De petits jeunes gens criaient : Taiaut ! ou bien écoutaient les sonneurs de trompe, soufflant eux-mêmes tout bas, les joues gonflées comme des ballons. Et tout le long des allées plantées de marronniers, les beaux chiens se démenaient, tirant leur corde. Des jeunes femmes s'arrêtaient un instant pour les caresser sur la tête, de leur main gantée.
« Est-il serin, ce Durennes, de n'être pas venu ? dis-je à de Bernas. Et j'ajoutai : Entre nous, il n'est pas très fort. »
Jacques devint grave : « Tu es dans l'erreur ; je ne te donne pas Durennes pour un aigle royal, mais il a raison de ne pas nous avoir accompagnés, et je sais bien qu'à sa place… j'en aurais fait autant.
– Je devine, m'écriai-je, il y a un chien dans son existence ? Un gros ?
– D'assez belle taille. Juges-en. »
Et, m'entraînant à l'écart, loin du tapage, il commença :
L'histoire remonte à cinq ans, à l'époque où Durennes habitait la campagne, ne venant à Paris que rarement pour distraire et mener un peu au théâtre la gentille petite Mme Durennes. Au bout d'un mois, quand elle était lasse des boutiques, ils repartaient en Vendée, où ils avaient leur bien.

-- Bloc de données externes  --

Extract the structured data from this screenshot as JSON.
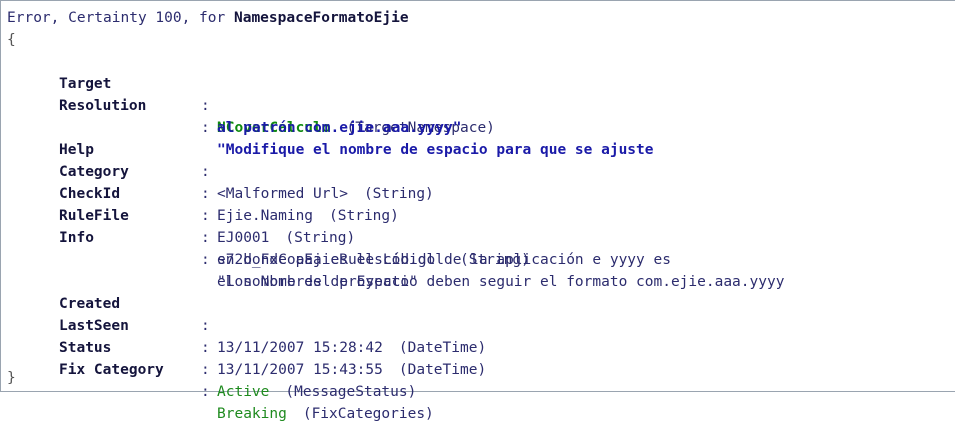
{
  "header": {
    "prefix": "Error, Certainty 100, for",
    "name": "NamespaceFormatoEjie"
  },
  "brace_open": "{",
  "brace_close": "}",
  "colon": ":",
  "fields": {
    "target": {
      "key": "Target",
      "value": "NCoverCalculo",
      "type": "(TargetNamespace)"
    },
    "resolution": {
      "key": "Resolution",
      "line1": "\"Modifique el nombre de espacio para que se ajuste",
      "line2": "al patrón com.ejie.aaa.yyyy\""
    },
    "help": {
      "key": "Help",
      "value": "<Malformed Url>",
      "type": "(String)"
    },
    "category": {
      "key": "Category",
      "value": "Ejie.Naming",
      "type": "(String)"
    },
    "checkid": {
      "key": "CheckId",
      "value": "EJ0001",
      "type": "(String)"
    },
    "rulefile": {
      "key": "RuleFile",
      "value": "s72b_FxCopEjieRulesLib.dll",
      "type": "(String)"
    },
    "info": {
      "key": "Info",
      "line1": "\"Los Nombres de Espacio deben seguir el formato com.ejie.aaa.yyyy",
      "line2": "en donde aaa es el código de la aplicación e yyyy es",
      "line3": "el nombre del proyecto\""
    },
    "created": {
      "key": "Created",
      "value": "13/11/2007 15:28:42",
      "type": "(DateTime)"
    },
    "lastseen": {
      "key": "LastSeen",
      "value": "13/11/2007 15:43:55",
      "type": "(DateTime)"
    },
    "status": {
      "key": "Status",
      "value": "Active",
      "type": "(MessageStatus)"
    },
    "fixcategory": {
      "key": "Fix Category",
      "value": "Breaking",
      "type": "(FixCategories)"
    }
  }
}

C'était une propriété cossue, tenant du castel de fantaisie, avec des dépendances, un vaste parc, un potager, des étangs poissonneux. J'y ai reçu plusieurs fois une cordiale et franche hospitalité.
Ou tuait les heures selon la formule, le jour en faisant des promenades dans les environs, à cheval on en voiture, le soir en lisant ou en jouant aux cartes pendant que Mme Durennes chantait, s'accompagnant elle-même au piano.

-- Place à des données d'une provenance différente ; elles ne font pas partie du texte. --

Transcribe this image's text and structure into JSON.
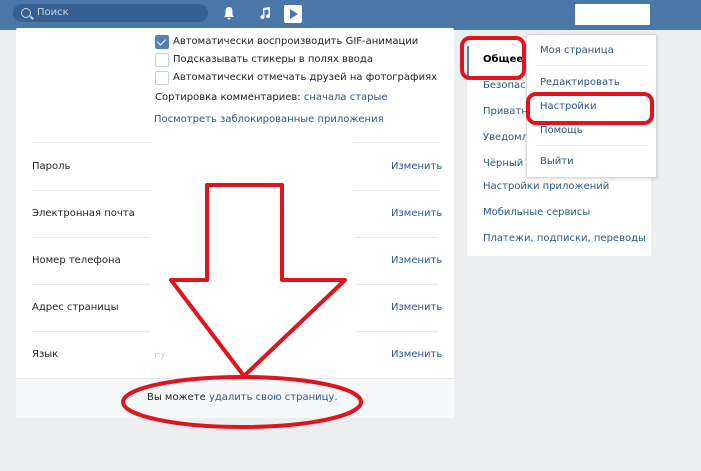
{
  "topbar": {
    "search_placeholder": "Поиск",
    "icons": [
      "search-icon",
      "bell-icon",
      "music-icon",
      "play-icon"
    ]
  },
  "settings": {
    "checkboxes": [
      {
        "label": "Автоматически воспроизводить GIF-анимации",
        "checked": true
      },
      {
        "label": "Подсказывать стикеры в полях ввода",
        "checked": false
      },
      {
        "label": "Автоматически отмечать друзей на фотографиях",
        "checked": false
      }
    ],
    "comment_sort_label": "Сортировка комментариев:",
    "comment_sort_value": "сначала старые",
    "blocked_apps_link": "Посмотреть заблокированные приложения",
    "rows": [
      {
        "label": "Пароль",
        "value": "",
        "action": "Изменить"
      },
      {
        "label": "Электронная почта",
        "value": "",
        "action": "Изменить"
      },
      {
        "label": "Номер телефона",
        "value": "",
        "action": "Изменить"
      },
      {
        "label": "Адрес страницы",
        "value": "",
        "action": "Изменить"
      },
      {
        "label": "Язык",
        "value": "Ру",
        "action": "Изменить"
      }
    ],
    "delete_prefix": "Вы можете",
    "delete_link": "удалить свою страницу."
  },
  "right_menu": {
    "items": [
      "Общее",
      "Безопасн",
      "Приватн",
      "Уведомл",
      "Чёрный с",
      "Настройки приложений",
      "Мобильные сервисы",
      "Платежи, подписки, переводы"
    ],
    "active": "Общее"
  },
  "dropdown": {
    "items": [
      "Моя страница",
      "Редактировать",
      "Настройки",
      "Помощь",
      "Выйти"
    ]
  },
  "annotation_color": "#e0141e",
  "colors": {
    "header": "#4a76a8",
    "link": "#2a5885",
    "accent": "#5181b8"
  }
}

Ajoute à cela d'aimables voisins, d'honnêtes figures de serviteurs, de charmants paysages, une bonne table et de vieux vins ; le temps coulait, je t'assure, fort agréablement. J'oubliais de mentionner le chien de la maison, un superbe danois gris de fer, Sultan, très attaché à sa maîtresse qu'il suivait partout.
Il y a cinq ans, ils m'invitèrent au milieu de l'été à aller leur tenir compagnie pendant une quinzaine ; j'arrivai pour dîner, accueilli à bras ouverts par Durennes, qui me plaça à la droite de sa femme.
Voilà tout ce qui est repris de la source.